Scopes, M2M, and APIs with resource servers - Amazon Cognito

Scopes, M2M, and APIs with resource servers

After you configure a domain for your user pool, Amazon Cognito automatically provisions an OAuth 2.0 authorization server and a hosted web UI with sign-up and sign-in pages that your app can present to your users. For more information see User pool managed login. You can choose the scopes that you want the authorization server to add to access tokens. Scopes authorize access to resource servers and user data.

A resource server is an OAuth 2.0 API server. To secure access-protected resources, it validates that access tokens from your user pool contain the scopes that authorize the requested method and path in the API that it protects. It verifies the issuer based on the token signature, validity based on token expiration time, and access level based on the scopes in token claims. User pool scopes are in the access token scope claim. For more information about the claims in Amazon Cognito access tokens, see Understanding the access token.

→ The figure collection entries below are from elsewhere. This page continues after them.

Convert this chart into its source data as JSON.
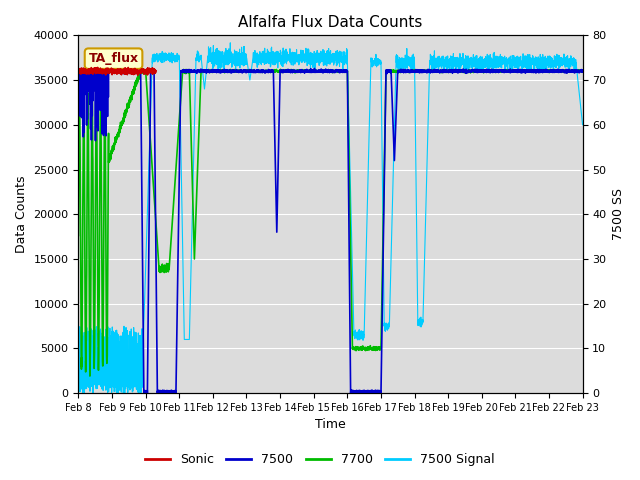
{
  "title": "Alfalfa Flux Data Counts",
  "xlabel": "Time",
  "ylabel_left": "Data Counts",
  "ylabel_right": "7500 SS",
  "ylim_left": [
    0,
    40000
  ],
  "ylim_right": [
    0,
    80
  ],
  "annotation_text": "TA_flux",
  "background_color": "#dcdcdc",
  "colors": {
    "sonic": "#cc0000",
    "s7500": "#0000cc",
    "s7700": "#00bb00",
    "signal": "#00ccff"
  },
  "x_tick_labels": [
    "Feb 8",
    "Feb 9",
    "Feb 10",
    "Feb 11",
    "Feb 12",
    "Feb 13",
    "Feb 14",
    "Feb 15",
    "Feb 16",
    "Feb 17",
    "Feb 18",
    "Feb 19",
    "Feb 20",
    "Feb 21",
    "Feb 22",
    "Feb 23"
  ],
  "legend_labels": [
    "Sonic",
    "7500",
    "7700",
    "7500 Signal"
  ],
  "right_ticks": [
    0,
    10,
    20,
    30,
    40,
    50,
    60,
    70,
    80
  ],
  "left_ticks": [
    0,
    5000,
    10000,
    15000,
    20000,
    25000,
    30000,
    35000,
    40000
  ]
}
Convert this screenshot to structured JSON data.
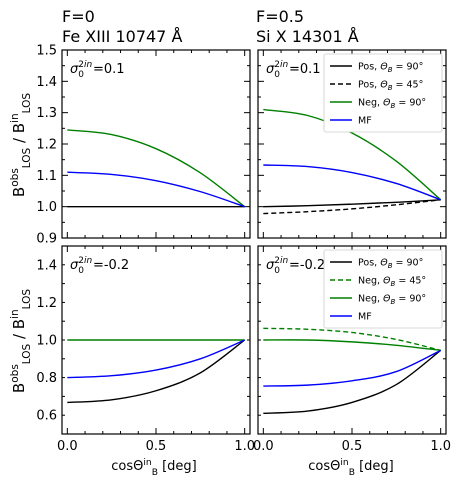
{
  "figure": {
    "col_titles": [
      {
        "line1": "F=0",
        "line2": "Fe XIII 10747 Å"
      },
      {
        "line1": "F=0.5",
        "line2": "Si X 14301 Å"
      }
    ],
    "ylabel": "B^obs_LOS / B^in_LOS",
    "xlabel": "cosΘ^in_B [deg]"
  },
  "chart_data": [
    {
      "type": "line",
      "panel": "top-left",
      "annotation": "σ0^2in=0.1",
      "xlim": [
        -0.03,
        1.03
      ],
      "ylim": [
        0.9,
        1.5
      ],
      "xticks": [
        "0.0",
        "0.5",
        "1.0"
      ],
      "yticks": [
        "0.9",
        "1.0",
        "1.1",
        "1.2",
        "1.3",
        "1.4",
        "1.5"
      ],
      "legend": null,
      "series": [
        {
          "color": "#000000",
          "dash": false,
          "x": [
            0,
            0.25,
            0.5,
            0.75,
            1.0
          ],
          "values": [
            1.0,
            1.0,
            1.0,
            1.0,
            1.0
          ]
        },
        {
          "color": "#008000",
          "dash": false,
          "x": [
            0,
            0.25,
            0.5,
            0.75,
            1.0
          ],
          "values": [
            1.245,
            1.23,
            1.185,
            1.108,
            1.0
          ]
        },
        {
          "color": "#0000ff",
          "dash": false,
          "x": [
            0,
            0.25,
            0.5,
            0.75,
            1.0
          ],
          "values": [
            1.11,
            1.103,
            1.083,
            1.048,
            1.0
          ]
        }
      ]
    },
    {
      "type": "line",
      "panel": "top-right",
      "annotation": "σ0^2in=0.1",
      "xlim": [
        -0.03,
        1.03
      ],
      "ylim": [
        0.9,
        1.5
      ],
      "xticks": [
        "0.0",
        "0.5",
        "1.0"
      ],
      "yticks": [],
      "legend": "top-right",
      "series": [
        {
          "name": "Pos, ΘB = 90°",
          "color": "#000000",
          "dash": false,
          "x": [
            0,
            0.25,
            0.5,
            0.75,
            1.0
          ],
          "values": [
            1.0,
            1.003,
            1.008,
            1.014,
            1.022
          ]
        },
        {
          "name": "Pos, ΘB = 45°",
          "color": "#000000",
          "dash": true,
          "x": [
            0,
            0.25,
            0.5,
            0.75,
            1.0
          ],
          "values": [
            0.978,
            0.984,
            0.993,
            1.006,
            1.022
          ]
        },
        {
          "name": "Neg, ΘB = 90°",
          "color": "#008000",
          "dash": false,
          "x": [
            0,
            0.25,
            0.5,
            0.75,
            1.0
          ],
          "values": [
            1.31,
            1.291,
            1.235,
            1.145,
            1.022
          ]
        },
        {
          "name": "MF",
          "color": "#0000ff",
          "dash": false,
          "x": [
            0,
            0.25,
            0.5,
            0.75,
            1.0
          ],
          "values": [
            1.133,
            1.128,
            1.109,
            1.074,
            1.022
          ]
        }
      ]
    },
    {
      "type": "line",
      "panel": "bottom-left",
      "annotation": "σ0^2in=-0.2",
      "xlim": [
        -0.03,
        1.03
      ],
      "ylim": [
        0.5,
        1.5
      ],
      "xticks": [
        "0.0",
        "0.5",
        "1.0"
      ],
      "yticks": [
        "0.6",
        "0.8",
        "1.0",
        "1.2",
        "1.4"
      ],
      "legend": null,
      "series": [
        {
          "color": "#000000",
          "dash": false,
          "x": [
            0,
            0.25,
            0.5,
            0.75,
            1.0
          ],
          "values": [
            0.668,
            0.682,
            0.73,
            0.825,
            1.0
          ]
        },
        {
          "color": "#008000",
          "dash": false,
          "x": [
            0,
            0.25,
            0.5,
            0.75,
            1.0
          ],
          "values": [
            1.0,
            1.0,
            1.0,
            1.0,
            1.0
          ]
        },
        {
          "color": "#0000ff",
          "dash": false,
          "x": [
            0,
            0.25,
            0.5,
            0.75,
            1.0
          ],
          "values": [
            0.8,
            0.81,
            0.84,
            0.9,
            1.0
          ]
        }
      ]
    },
    {
      "type": "line",
      "panel": "bottom-right",
      "annotation": "σ0^2in=-0.2",
      "xlim": [
        -0.03,
        1.03
      ],
      "ylim": [
        0.5,
        1.5
      ],
      "xticks": [
        "0.0",
        "0.5",
        "1.0"
      ],
      "yticks": [],
      "legend": "top-right",
      "series": [
        {
          "name": "Pos, ΘB = 90°",
          "color": "#000000",
          "dash": false,
          "x": [
            0,
            0.25,
            0.5,
            0.75,
            1.0
          ],
          "values": [
            0.61,
            0.622,
            0.668,
            0.763,
            0.945
          ]
        },
        {
          "name": "Neg, ΘB = 45°",
          "color": "#008000",
          "dash": true,
          "x": [
            0,
            0.25,
            0.5,
            0.75,
            1.0
          ],
          "values": [
            1.062,
            1.057,
            1.04,
            1.003,
            0.945
          ]
        },
        {
          "name": "Neg, ΘB = 90°",
          "color": "#008000",
          "dash": false,
          "x": [
            0,
            0.25,
            0.5,
            0.75,
            1.0
          ],
          "values": [
            1.0,
            1.0,
            0.99,
            0.972,
            0.945
          ]
        },
        {
          "name": "MF",
          "color": "#0000ff",
          "dash": false,
          "x": [
            0,
            0.25,
            0.5,
            0.75,
            1.0
          ],
          "values": [
            0.755,
            0.76,
            0.783,
            0.832,
            0.945
          ]
        }
      ]
    }
  ]
}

With Amazon Cognito, the scopes in access tokens can authorize access to external APIs or to user attributes. You can issue access tokens to local users, federated users, or machine identities.

API authorization

The following are some of the ways that you can authorize requests to APIs with Amazon Cognito tokens:

Access token

When add an Amazon Cognito authorizer to a REST API method request configuration, add Authorization scopes to the authorizer configuration. With this configuration, your API accepts access tokens in the Authorization header and reviews them for accepted scopes.

ID token

When you pass a valid ID token to an Amazon Cognito authorizer in your REST API, API Gateway accepts the request and passes the ID token contents to the API backend.

Amazon Verified Permissions

In Verified Permissions, you have the option to create an API-linked policy store. Verified Permissions creates and assigns a Lambda authorizer that processes ID or access tokens from your request Authorization header. This Lambda authorizer passes your token to your policy store, where Verified Permissions compares it to policies and returns an allow or deny decision to the authorizer.

Machine-to-machine (M2M) authorization

Amazon Cognito supports applications that access API data with machine identities. Machine identities in user pools are confidential clients that run on application servers and connect to remote APIs. Their operation happens without user interaction: scheduled tasks, data streams, or asset updates. When these clients authorize their requests with an access token, they perform machine to machine, or M2M, authorization. In M2M authorization, a shared secret replaces user credentials in access control.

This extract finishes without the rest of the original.